Kirchhoff's Voltage Law (KVL) Explained: Proof with Inductor Circuit

To prove Kirchhoff's voltage law (KVL) in the example you referred to, let's consider a simple circuit with two inductors connected in series through a switch. Initially, the switch is closed, allowing each inductor to carry an arbitrary current, denoted by I1 and I2. Then, the switch opens.

To apply KVL, we need to consider the voltage drops and rises around a closed loop. In this case, we can choose the loop that includes both inductors.

Considering the loop, let's examine the voltage drops and rises across the elements:

1. Voltage drop across inductor 1 (V1):

   • Since the current in inductor 1 is decreasing due to the switch opening, there will be a voltage drop across it.
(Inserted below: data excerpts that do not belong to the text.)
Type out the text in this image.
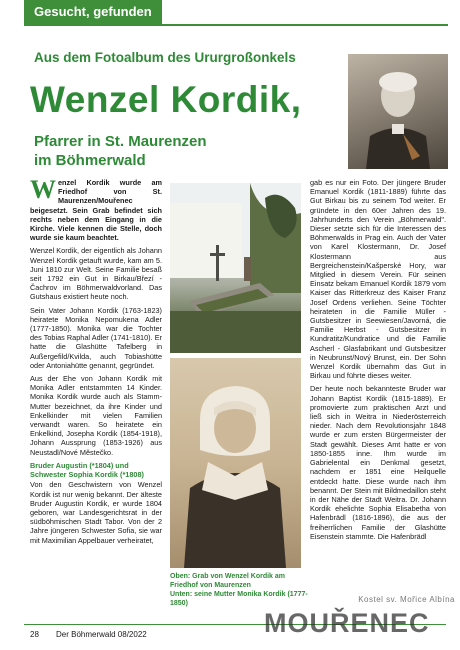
Gesucht, gefunden
Aus dem Fotoalbum des Ururgroßonkels
Wenzel Kordik,
Pfarrer in St. Maurenzen
im Böhmerwald

Wenzel Kordik wurde am Friedhof von St. Maurenzen/Mouřenec beigesetzt. Sein Grab befindet sich rechts neben dem Eingang in die Kirche. Viele kennen die Stelle, doch wurde sie kaum beachtet.

Wenzel Kordik, der eigentlich als Johann Wenzel Kordik getauft wurde, kam am 5. Juni 1810 zur Welt. Seine Familie besaß seit 1792 ein Gut in Birkau/Březí - Čachrov im Böhmerwaldvorland. Das Gutshaus existiert heute noch.

Sein Vater Johann Kordik (1763-1823) heiratete Monika Nepomukena Adler (1777-1850). Monika war die Tochter des Tobias Raphal Adler (1741-1810). Er hatte die Glashütte Tafelberg in Außergefild/Kvilda, auch Tobiashütte oder Antoniahütte genannt, gegründet.

Aus der Ehe von Johann Kordik mit Monika Adler entstammten 14 Kinder. Monika Kordik wurde auch als Stamm-Mutter bezeichnet, da ihre Kinder und Enkelkinder mit vielen Familien verwandt waren. So heiratete ein Enkelkind, Josepha Kordik (1854-1918), Johann Aussprung (1853-1926) aus Neustadl/Nové Městečko.

Bruder Augustin (*1804) und
Schwester Sophia Kordik (*1808)

Von den Geschwistern von Wenzel Kordik ist nur wenig bekannt. Der älteste Bruder Augustin Kordik, er wurde 1804 geboren, war Landesgerichtsrat in der südböhmischen Stadt Tabor. Von der 2 Jahre jüngeren Schwester Sofia, sie war mit Maximilian Appelbauer verheiratet,

Oben: Grab von Wenzel Kordik am Friedhof von Maurenzen
Unten: seine Mutter Monika Kordik (1777-1850)

gab es nur ein Foto. Der jüngere Bruder Emanuel Kordik (1811-1889) führte das Gut Birkau bis zu seinem Tod weiter. Er gründete in den 60er Jahren des 19. Jahrhunderts den Verein „Böhmerwald". Dieser setzte sich für die Interessen des Böhmerwalds in Prag ein. Auch der Vater von Karel Klostermann, Dr. Josef Klostermann aus Bergreichenstein/Kašperské Hory, war Mitglied in diesem Verein. Für seinen Einsatz bekam Emanuel Kordik 1879 vom Kaiser das Ritterkreuz des Kaiser Franz Josef Ordens verliehen. Seine Töchter heirateten in die Familie Müller - Gutsbesitzer in Seewiesen/Javorná, die Familie Herbst - Gutsbesitzer in Kundratitz/Kundratice und die Familie Ascherl - Glasfabrikant und Gutsbesitzer in Neubrunst/Nový Brunst, ein. Der Sohn Wenzel Kordik übernahm das Gut in Birkau und führte dieses weiter.

Der heute noch bekannteste Bruder war Johann Baptist Kordik (1815-1889). Er promovierte zum praktischen Arzt und ließ sich in Weitra in Niederösterreich nieder. Nach dem Revolutionsjahr 1848 wurde er zum ersten Bürgermeister der Stadt gewählt. Dieses Amt hatte er von 1850-1855 inne. Ihm wurde im Gabrielental ein Denkmal gesetzt, nachdem er 1851 eine Heilquelle entdeckt hatte. Diese wurde nach ihm benannt. Der Stein mit Bildmedaillon steht in der Nähe der Stadt Weitra. Dr. Johann Kordik ehelichte Sophia Elisabetha von Hafenbrädl (1816-1896), die aus der freiherrlichen Familie der Glashütte Eisenstein stammte. Die Hafenbrädl

28 Der Böhmerwald 08/2022
Kostel sv. Mořice Albína
MOUŘENEC
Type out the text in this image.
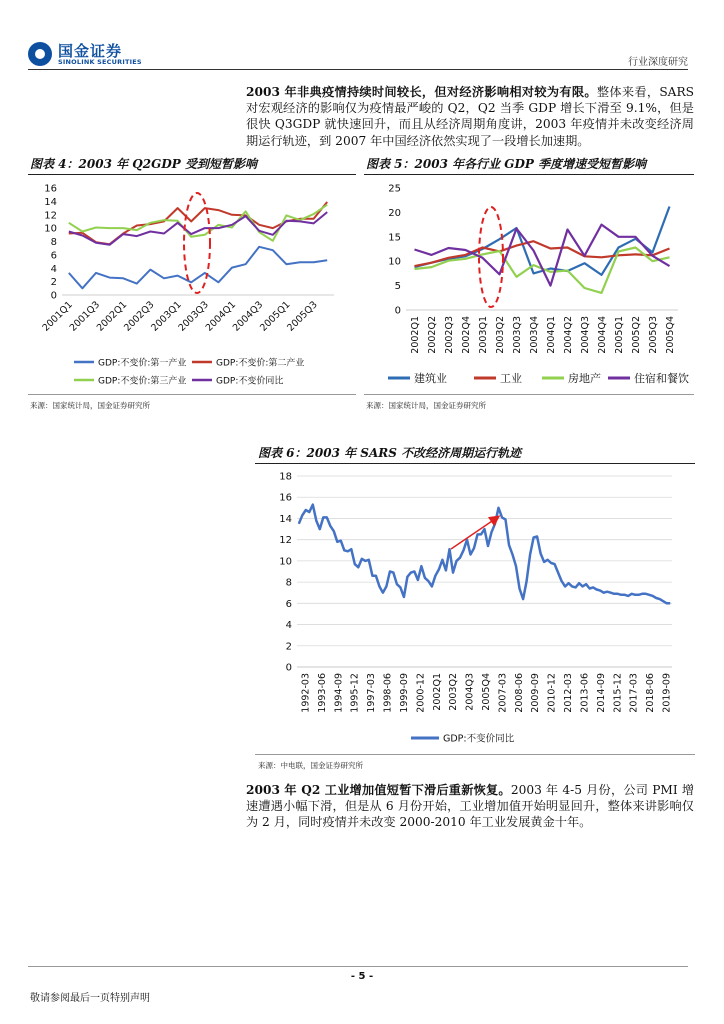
国金证券
SINOLINK SECURITIES	行业深度研究
2003 年非典疫情持续时间较长，但对经济影响相对较为有限。整体来看，SARS 对宏观经济的影响仅为疫情最严峻的 Q2，Q2 当季 GDP 增长下滑至 9.1%，但是很快 Q3GDP 就快速回升，而且从经济周期角度讲，2003 年疫情并未改变经济周期运行轨迹，到 2007 年中国经济依然实现了一段增长加速期。
图表 4：2003 年 Q2GDP 受到短暂影响
0
2
4
6
8
10
12
14
16
2001Q1
2001Q3
2002Q1
2002Q3
2003Q1
2003Q3
2004Q1
2004Q3
2005Q1
2005Q3
GDP:不变价:第一产业	GDP:不变价:第二产业
GDP:不变价:第三产业	GDP:不变价同比
来源：国家统计局，国金证券研究所
图表 5：2003 年各行业 GDP 季度增速受短暂影响
0
5
10
15
20
25
2002Q1 2002Q2 2002Q3 2002Q4 2003Q1 2003Q2 2003Q3 2003Q4 2004Q1 2004Q2 2004Q3 2004Q4 2005Q1 2005Q2 2005Q3 2005Q4
建筑业	工业	房地产	住宿和餐饮
来源：国家统计局，国金证券研究所
图表 6：2003 年 SARS 不改经济周期运行轨迹
0
2
4
6
8
10
12
14
16
18
1992-03 1993-06 1994-09 1995-12 1997-03 1998-06 1999-09 2000-12 2002Q1 2003Q2 2004Q3 2005Q4 2007-03 2008-06 2009-09 2010-12 2012-03 2013-06 2014-09 2015-12 2017-03 2018-06 2019-09
GDP:不变价同比
来源：中电联，国金证券研究所
2003 年 Q2 工业增加值短暂下滑后重新恢复。2003 年 4-5 月份，公司 PMI 增速遭遇小幅下滑，但是从 6 月份开始，工业增加值开始明显回升，整体来讲影响仅为 2 月，同时疫情并未改变 2000-2010 年工业发展黄金十年。
- 5 -
敬请参阅最后一页特别声明
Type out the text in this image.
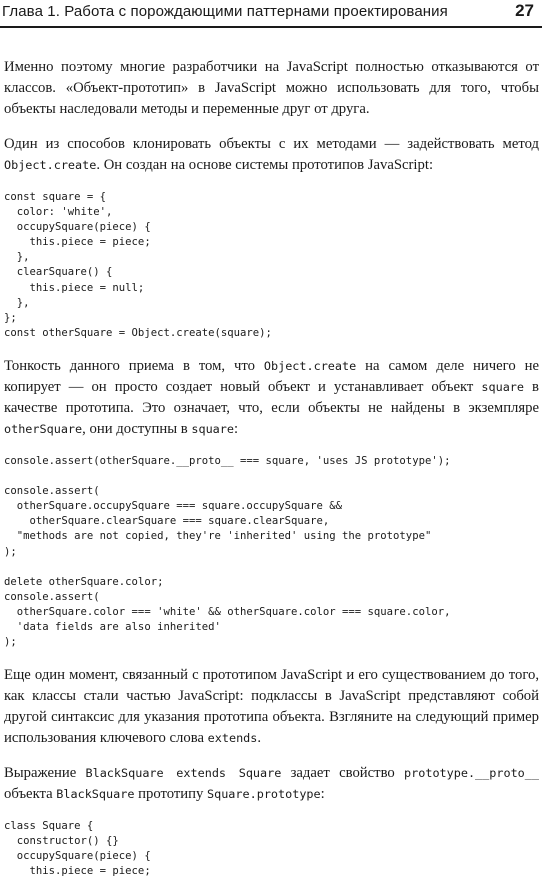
Глава 1. Работа с порождающими паттернами проектирования	27

Именно поэтому многие разработчики на JavaScript полностью отказываются от классов. «Объект-прототип» в JavaScript можно использовать для того, чтобы объекты наследовали методы и переменные друг от друга.

Один из способов клонировать объекты с их методами — задействовать метод Object.create. Он создан на основе системы прототипов JavaScript:

const square = {
color: 'white',
occupySquare(piece) {
this.piece = piece;
},
clearSquare() {
this.piece = null;
},
};
const otherSquare = Object.create(square);

Тонкость данного приема в том, что Object.create на самом деле ничего не копирует — он просто создает новый объект и устанавливает объект square в качестве прототипа. Это означает, что, если объекты не найдены в экземпляре otherSquare, они доступны в square:

console.assert(otherSquare.__proto__ === square, 'uses JS prototype');

console.assert(
otherSquare.occupySquare === square.occupySquare &&
otherSquare.clearSquare === square.clearSquare,
"methods are not copied, they're 'inherited' using the prototype"
);

delete otherSquare.color;
console.assert(
otherSquare.color === 'white' && otherSquare.color === square.color,
'data fields are also inherited'
);

Еще один момент, связанный с прототипом JavaScript и его существованием до того, как классы стали частью JavaScript: подклассы в JavaScript представляют собой другой синтаксис для указания прототипа объекта. Взгляните на следующий пример использования ключевого слова extends.

Выражение BlackSquare extends Square задает свойство prototype.__proto__ объекта BlackSquare прототипу Square.prototype:

class Square {
constructor() {}
occupySquare(piece) {
this.piece = piece;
Let's denote it as V1.

2. Voltage drop across inductor 2 (V2):

   • Similarly, as the current in inductor 2 is decreasing, there will be a voltage drop across it. Let's denote it as V2.

According to KVL, the sum of the voltage drops and rises around the loop must be zero:

V1 + V2 = 0

Therefore, we can conclude that KVL holds true in this circuit.

This result shows that the voltage drop across inductor 1 (V1) is equal in magnitude and opposite in polarity to the voltage drop across inductor 2 (V2), resulting in the sum of these voltage drops being zero.